All this over a spoiled view? Well, not quite. The Reillys say their aesthetic injury is compounded by "the building's purpose," since "they are reminded of the racketeering enterprise next door every time they look to the west." They also anticipate that the new business will bring "undesirable visitors," heavier traffic, increased criminal activity, and "pungent, foul odors," all of which will depress the value of their property, as will general knowledge of what their new neighbors are doing inside that building.

Another RICO lawsuit filed today by the Safe Streets Alliance likewise hinges on the assumption that the mere proximity of marijuana businesses is injurious because people do not like them.

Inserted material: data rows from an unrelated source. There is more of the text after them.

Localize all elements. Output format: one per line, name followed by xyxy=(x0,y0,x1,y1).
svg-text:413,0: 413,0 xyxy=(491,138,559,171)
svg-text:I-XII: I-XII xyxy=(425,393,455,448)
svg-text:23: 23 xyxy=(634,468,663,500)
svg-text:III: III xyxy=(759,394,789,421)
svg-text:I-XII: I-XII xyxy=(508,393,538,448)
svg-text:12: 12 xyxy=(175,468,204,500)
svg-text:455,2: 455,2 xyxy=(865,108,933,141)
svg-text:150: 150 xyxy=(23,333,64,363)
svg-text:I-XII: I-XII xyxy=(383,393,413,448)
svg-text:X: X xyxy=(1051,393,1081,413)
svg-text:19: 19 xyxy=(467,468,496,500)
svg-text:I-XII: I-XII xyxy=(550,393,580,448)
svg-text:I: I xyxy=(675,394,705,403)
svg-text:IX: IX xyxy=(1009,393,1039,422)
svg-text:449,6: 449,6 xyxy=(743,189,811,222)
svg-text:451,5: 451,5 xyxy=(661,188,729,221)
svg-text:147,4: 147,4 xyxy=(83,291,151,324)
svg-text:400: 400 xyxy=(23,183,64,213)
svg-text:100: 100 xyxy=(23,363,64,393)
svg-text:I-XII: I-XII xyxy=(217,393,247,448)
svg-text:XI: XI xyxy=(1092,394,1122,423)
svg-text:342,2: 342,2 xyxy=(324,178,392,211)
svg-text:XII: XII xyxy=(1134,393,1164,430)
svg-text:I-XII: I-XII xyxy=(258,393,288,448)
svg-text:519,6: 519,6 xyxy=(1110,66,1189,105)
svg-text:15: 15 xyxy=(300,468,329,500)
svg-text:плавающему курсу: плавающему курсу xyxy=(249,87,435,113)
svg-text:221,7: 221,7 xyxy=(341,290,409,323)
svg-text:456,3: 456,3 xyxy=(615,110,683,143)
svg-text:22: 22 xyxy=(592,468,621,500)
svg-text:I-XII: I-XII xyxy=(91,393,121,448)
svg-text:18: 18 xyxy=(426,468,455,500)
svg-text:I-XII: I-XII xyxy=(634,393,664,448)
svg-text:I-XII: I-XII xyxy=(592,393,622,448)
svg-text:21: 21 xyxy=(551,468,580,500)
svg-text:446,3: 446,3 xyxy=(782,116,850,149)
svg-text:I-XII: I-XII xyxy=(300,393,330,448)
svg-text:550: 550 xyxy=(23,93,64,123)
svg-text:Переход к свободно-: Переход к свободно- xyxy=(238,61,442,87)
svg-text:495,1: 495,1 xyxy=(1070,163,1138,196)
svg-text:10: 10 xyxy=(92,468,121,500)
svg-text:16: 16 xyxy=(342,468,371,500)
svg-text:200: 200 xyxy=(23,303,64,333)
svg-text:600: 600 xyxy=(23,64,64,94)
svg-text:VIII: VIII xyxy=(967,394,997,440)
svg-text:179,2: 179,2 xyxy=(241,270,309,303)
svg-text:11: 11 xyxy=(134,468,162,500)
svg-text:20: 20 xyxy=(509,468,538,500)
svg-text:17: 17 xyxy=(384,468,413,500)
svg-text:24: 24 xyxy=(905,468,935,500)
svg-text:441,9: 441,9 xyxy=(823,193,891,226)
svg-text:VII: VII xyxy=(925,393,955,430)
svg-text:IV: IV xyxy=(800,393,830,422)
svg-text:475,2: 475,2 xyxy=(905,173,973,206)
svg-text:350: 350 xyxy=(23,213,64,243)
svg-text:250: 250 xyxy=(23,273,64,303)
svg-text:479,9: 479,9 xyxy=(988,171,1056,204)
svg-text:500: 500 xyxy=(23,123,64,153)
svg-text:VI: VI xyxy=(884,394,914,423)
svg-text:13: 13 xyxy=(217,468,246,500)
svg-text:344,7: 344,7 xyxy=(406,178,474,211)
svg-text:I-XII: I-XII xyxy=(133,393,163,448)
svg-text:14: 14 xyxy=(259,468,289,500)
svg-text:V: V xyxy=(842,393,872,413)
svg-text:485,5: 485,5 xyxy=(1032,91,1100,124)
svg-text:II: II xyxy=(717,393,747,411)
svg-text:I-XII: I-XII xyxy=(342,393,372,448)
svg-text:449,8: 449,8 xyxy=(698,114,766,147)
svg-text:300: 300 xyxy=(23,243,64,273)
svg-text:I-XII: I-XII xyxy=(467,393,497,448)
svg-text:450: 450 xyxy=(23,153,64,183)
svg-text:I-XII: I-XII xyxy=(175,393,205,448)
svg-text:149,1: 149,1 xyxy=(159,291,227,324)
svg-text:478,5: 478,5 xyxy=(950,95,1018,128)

Adam and Slawek Pietraszek, brothers who own the Holiday Inn in Frisco, Colorado, argue that Summit Marijuana, a store that will be located "less than 75 yards" from their hotel, is already hurting their business by deterring high school ski teams from booking rooms. And because "many people perceive recreational marijuana businesses as unseemly establishments that are only found in dangerous neighborhoods," the Pietraszeks anticipate further difficulty in attracting guests. At a Frisco Town Council meeting last month, Adam Pietraszek also complained that the pot shop would sully the Holiday Inn brand.

Under RICO, neither the Reillys nor the Pietraszeks can prevail unless they can show that their property or business was "injured…by reason of" a racketeering violation (in this case, production and distribution of marijuana). As University of Denver law professor Sam Kamin told The Denver Post, "Displeasure is not good enough." Yet that is pretty much all the Reillys have suffered, and the nuisances they anticipate are both speculative and unrelated to marijuana's status under federal law. On the face of it, the Pietraszeks have a stronger case, although their losses are largely speculative and arguably unrelated to "racketeering" per se. If an adult book store had opened near their hotel, for example, they might have had the same complaint, even though such businesses do not violate federal law.

The Reillys' lawsuit names state and local officials as defendants because the marijuana cultivation facility that offends them would not be opening without government approval. More generally, the plaintiffs argue that Colorado officials are "purporting to authorize violations of the CSA [Controlled Substances Act]." Hence their request for an injunction that would nullify Colorado's marijuana regulations, based on the Supremacy Clause, which makes valid acts of Congress "the supreme law of the land."

The Reilly lawsuit, like the case that Oklahoma and Nebraska are pursuing against Colorado, does not target marijuana legalization per se. Instead the plaintiffs object to what they see as Colorado's involvement in promoting the cannabis industry by licensing and regulating it. They argue that issuing marijuana licenses directly conflicts with the CSA and undermines its goal of suppressing cannabis commerce. But they do not argue that Colorado is obligated to recriminalize the production, possession, and distribution of marijuana, because well-established principles of federalism say otherwise. The implication is that the Safe Streets Alliance and its co-plaintiffs prefer legalization without conditions to the restrictions that Colorado has decided to impose, which is not a position you'd expect anti-pot activists to endorse. As Kamin observes, getting rid of the licensing system "leaves them in a much worse place than under the status quo."

[I have revised this post to clarify that only one of the lawsuits names state and local officials as defendants, that the plaintiffs are not seeking RICO damages from those officials, and that their injunction request is based on the Supremacy Clause.]